Eppure di ville belle e spaziose ce ne sono anche sul lago di Lugano. Non di rado però sono chiuse o abbandonate.
«Manca forse la sensibilità di metterle a disposizione. Nel nostro hotel, comunque, di matrimoni ne facciamo sempre di più, ospitando persone che arrivano dall’estero e si fermano per più giorni. Prima della pandemia, fra l’altro, questi eventi si concentravano in primavera, mentre ora sono distribuiti su tutto l’arco dell’anno. Un altro ambito interessante è quello dei seminari, anche piccoli, per i quali le aziende decidono di trascorrere qualche giorno all’esterno».
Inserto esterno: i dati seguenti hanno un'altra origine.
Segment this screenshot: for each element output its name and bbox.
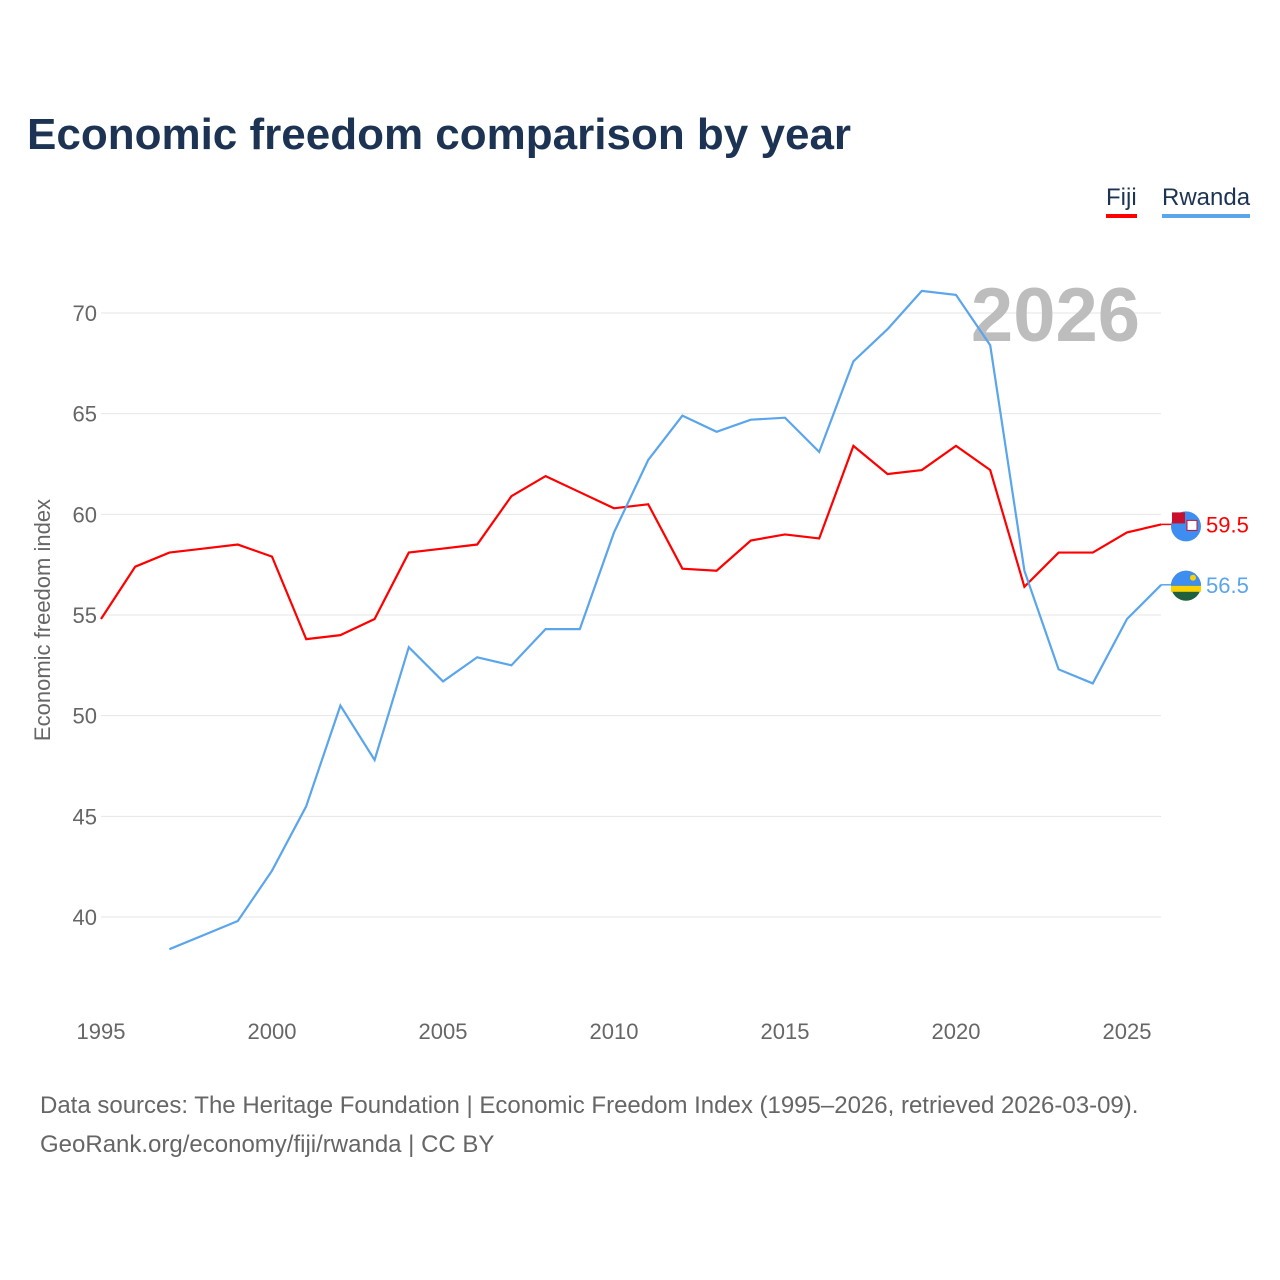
year-watermark: 2026 bbox=[971, 273, 1140, 358]
end-label-rwanda: 56.5 bbox=[1206, 573, 1249, 598]
end-label-fiji: 59.5 bbox=[1206, 512, 1249, 537]
y-tick-label: 50 bbox=[73, 704, 97, 729]
y-axis-label: Economic freedom index bbox=[30, 499, 55, 741]
legend-fiji[interactable]: Fiji bbox=[1106, 184, 1137, 218]
y-tick-label: 70 bbox=[73, 301, 97, 326]
x-tick-label: 2025 bbox=[1103, 1019, 1152, 1044]
flag-fiji-shield bbox=[1186, 519, 1198, 531]
y-tick-label: 45 bbox=[73, 804, 97, 829]
x-tick-label: 2005 bbox=[419, 1019, 468, 1044]
chart-title: Economic freedom comparison by year bbox=[27, 110, 852, 159]
x-tick-label: 2010 bbox=[590, 1019, 639, 1044]
x-tick-label: 2015 bbox=[761, 1019, 810, 1044]
series-line-fiji bbox=[100, 444, 1162, 641]
flag-rwanda-yellow bbox=[1171, 585, 1201, 592]
y-tick-label: 60 bbox=[73, 502, 97, 527]
flag-fiji-union bbox=[1172, 512, 1185, 524]
x-tick-label: 1995 bbox=[77, 1019, 126, 1044]
footer-credit: GeoRank.org/economy/fiji/rwanda | CC BY bbox=[40, 1131, 495, 1158]
y-tick-label: 65 bbox=[73, 402, 97, 427]
series-line-rwanda bbox=[168, 289, 1162, 951]
x-tick-label: 2020 bbox=[932, 1019, 981, 1044]
footer-sources: Data sources: The Heritage Foundation | … bbox=[40, 1092, 1139, 1119]
footer: Data sources: The Heritage Foundation | … bbox=[40, 1086, 1138, 1164]
y-tick-label: 55 bbox=[73, 603, 97, 628]
y-tick-label: 40 bbox=[73, 905, 97, 930]
flag-rwanda-blue bbox=[1171, 570, 1201, 586]
x-tick-label: 2000 bbox=[248, 1019, 297, 1044]
legend-rwanda[interactable]: Rwanda bbox=[1162, 184, 1251, 218]
flag-rwanda-sun bbox=[1190, 574, 1196, 581]
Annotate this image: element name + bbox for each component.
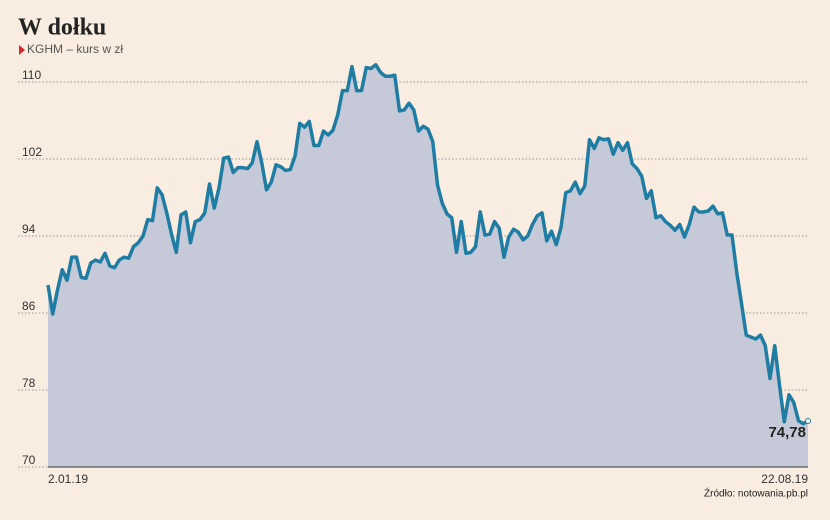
subtitle-marker [19, 45, 25, 55]
y-tick-label: 110 [22, 68, 41, 82]
source: Źródło: notowania.pb.pl [704, 487, 808, 500]
area [48, 64, 808, 468]
chart-title: W dołku [18, 15, 106, 41]
line [46, 62, 809, 426]
chart-subtitle: KGHM – kurs w zł [27, 42, 123, 56]
value-label: 74,78 [768, 424, 806, 441]
x-tick-label: 2.01.19 [48, 472, 88, 486]
end-point [805, 417, 811, 424]
y-tick-label: 78 [22, 376, 36, 390]
y-tick-label: 70 [22, 453, 36, 467]
y-tick-label: 86 [22, 299, 36, 313]
x-tick-label: 22.08.19 [761, 472, 808, 486]
y-tick-label: 102 [22, 145, 42, 159]
y-tick-label: 94 [22, 222, 36, 236]
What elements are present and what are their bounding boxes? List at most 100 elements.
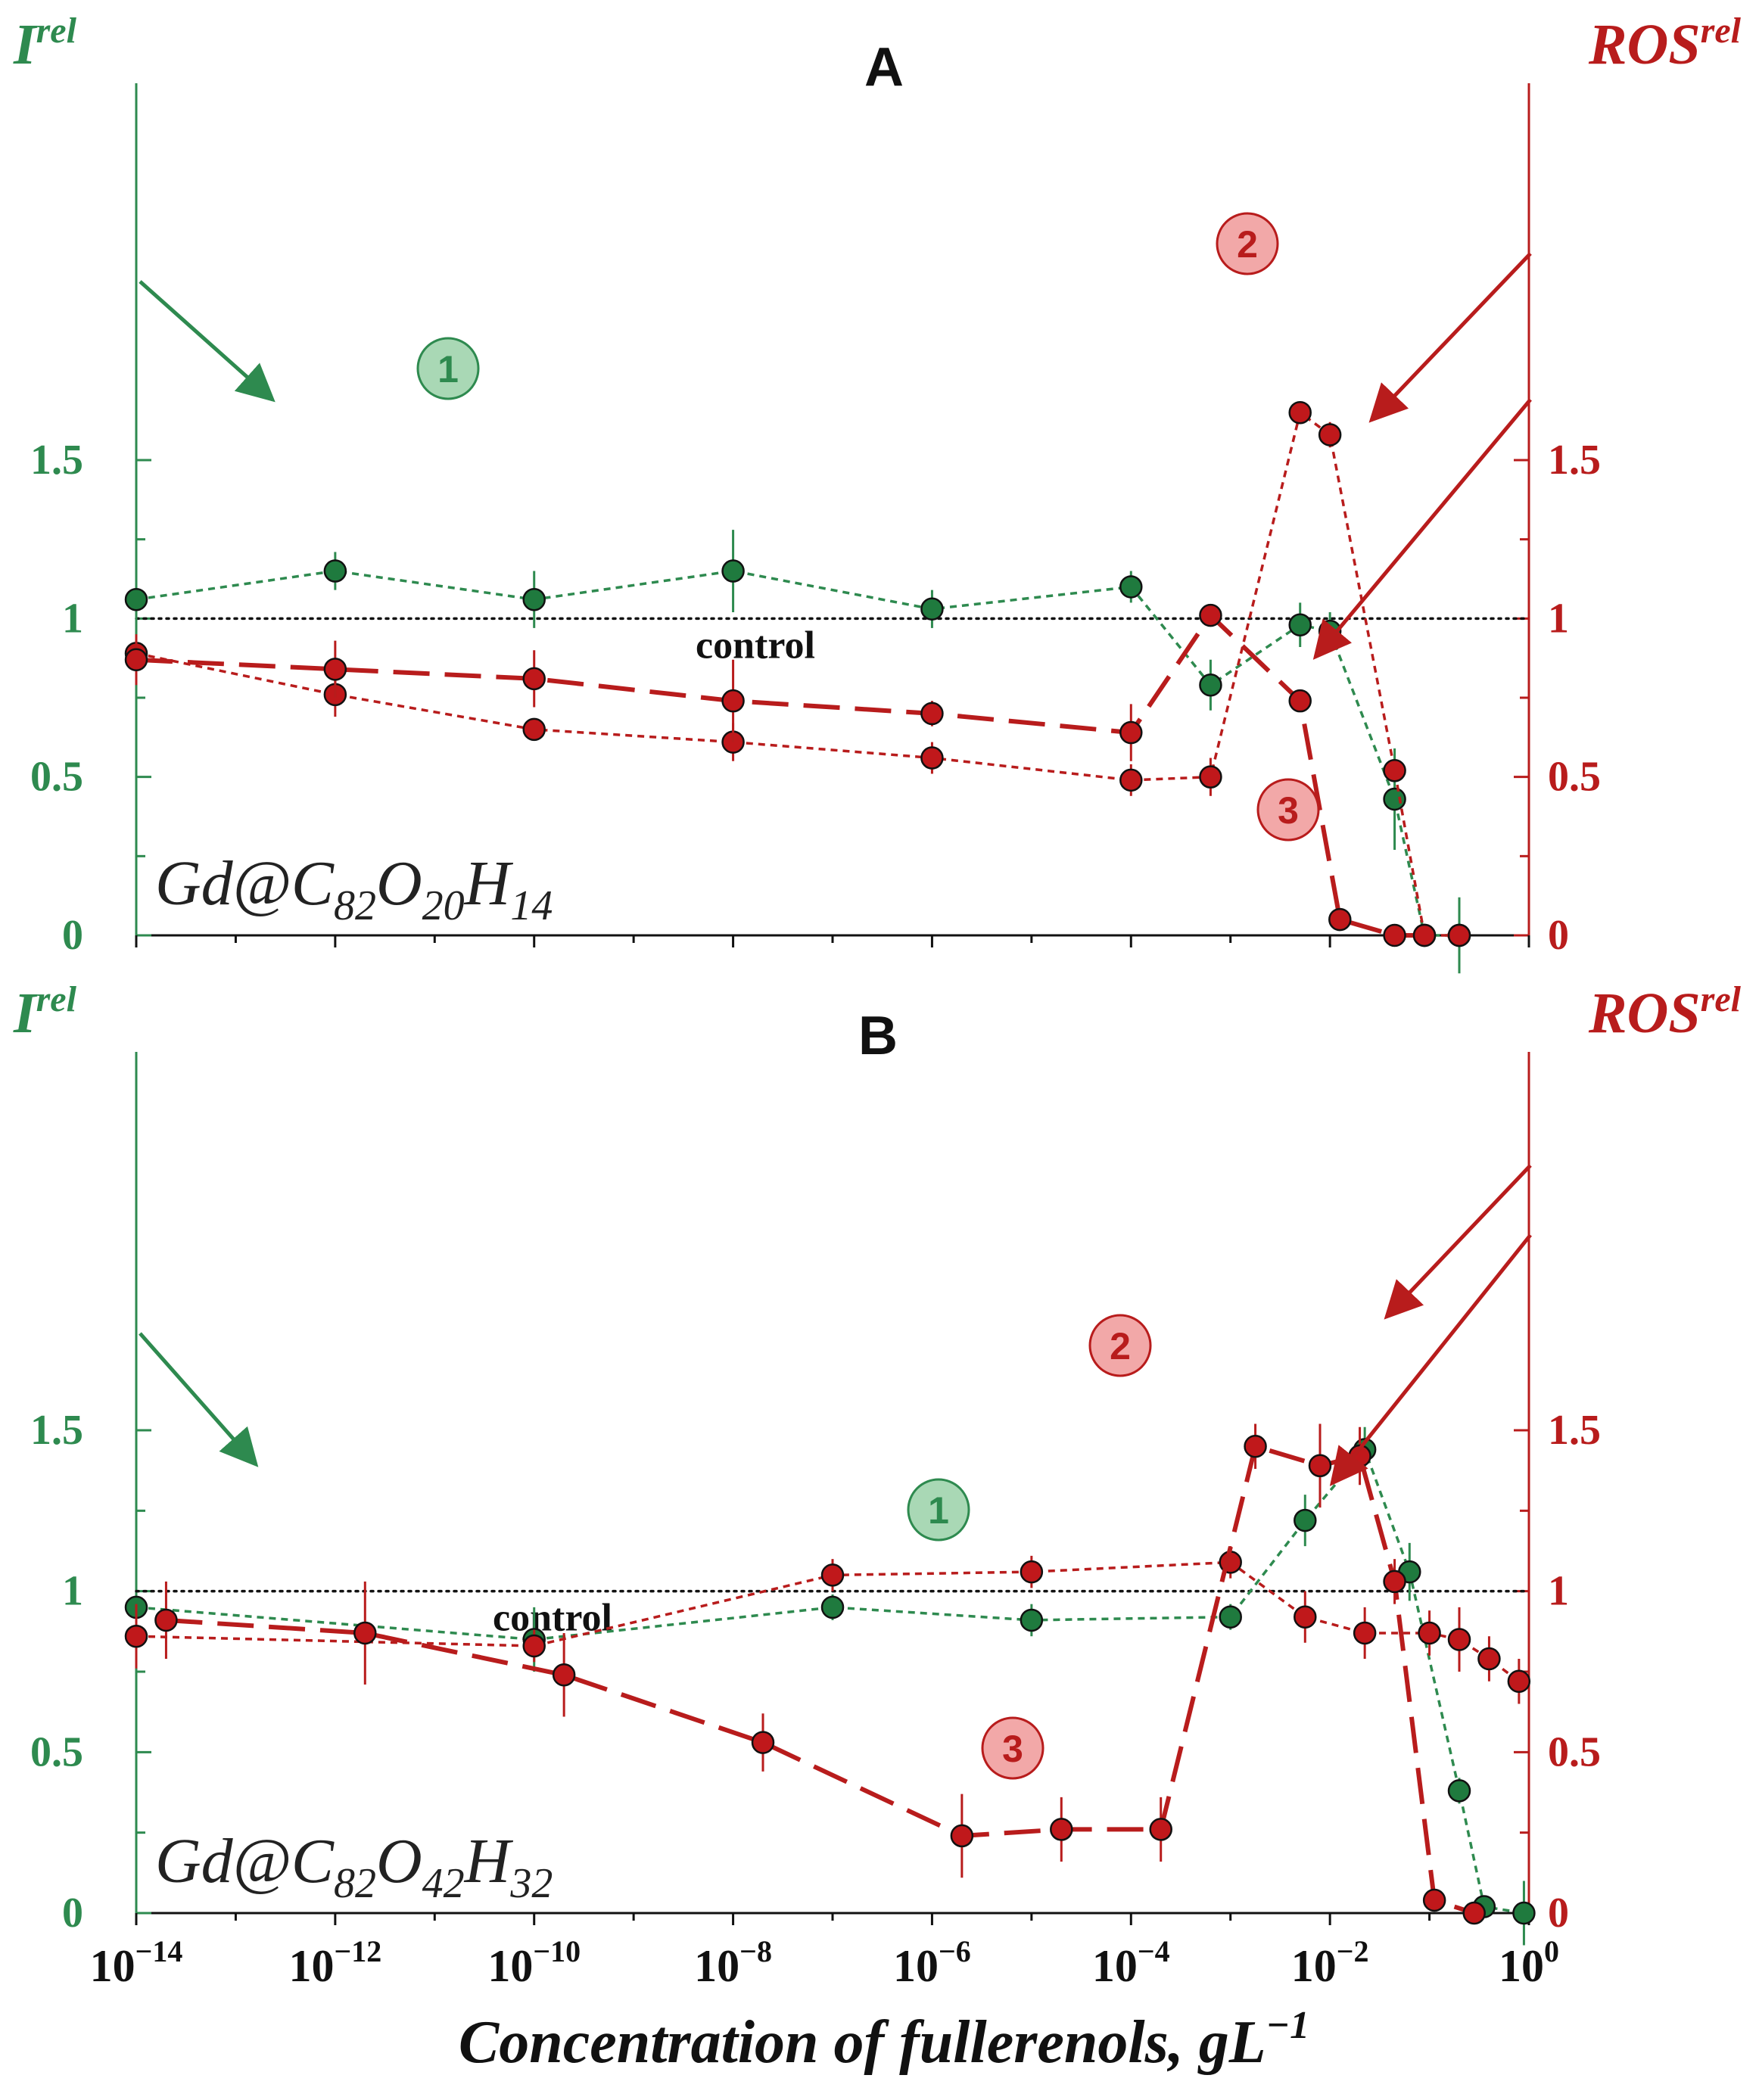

Un’ultima considerazione sul futuro. Le preoccupa la possibilità che l’economia mondiale abbia solo cominciato a pagare il prezzo della pandemia e della guerra, e che il conto finale si rivelerà molto più alto, con effetti anche sul turismo? Oppure crede che viaggiare sia un bisogno a cui le persone faranno di tutto per non rinunciare?
«Fino a qualche anno fa le avrei risposto di essere in dubbio. Oggi credo che sia davvero un bisogno profondo delle persone, una necessità di scoprire nuovi luoghi e arricchirsi culturalmente. La Svizzera è percepita come un luogo sicuro, oltre che di pregio paesaggistico. E credo che questa consapevolezza, negli ultimi anni, si sia rafforzata. In particolare, se devo fare un esempio, da parte degli ospiti provenienti dagli Stati Uniti d’America, che sono in aumento».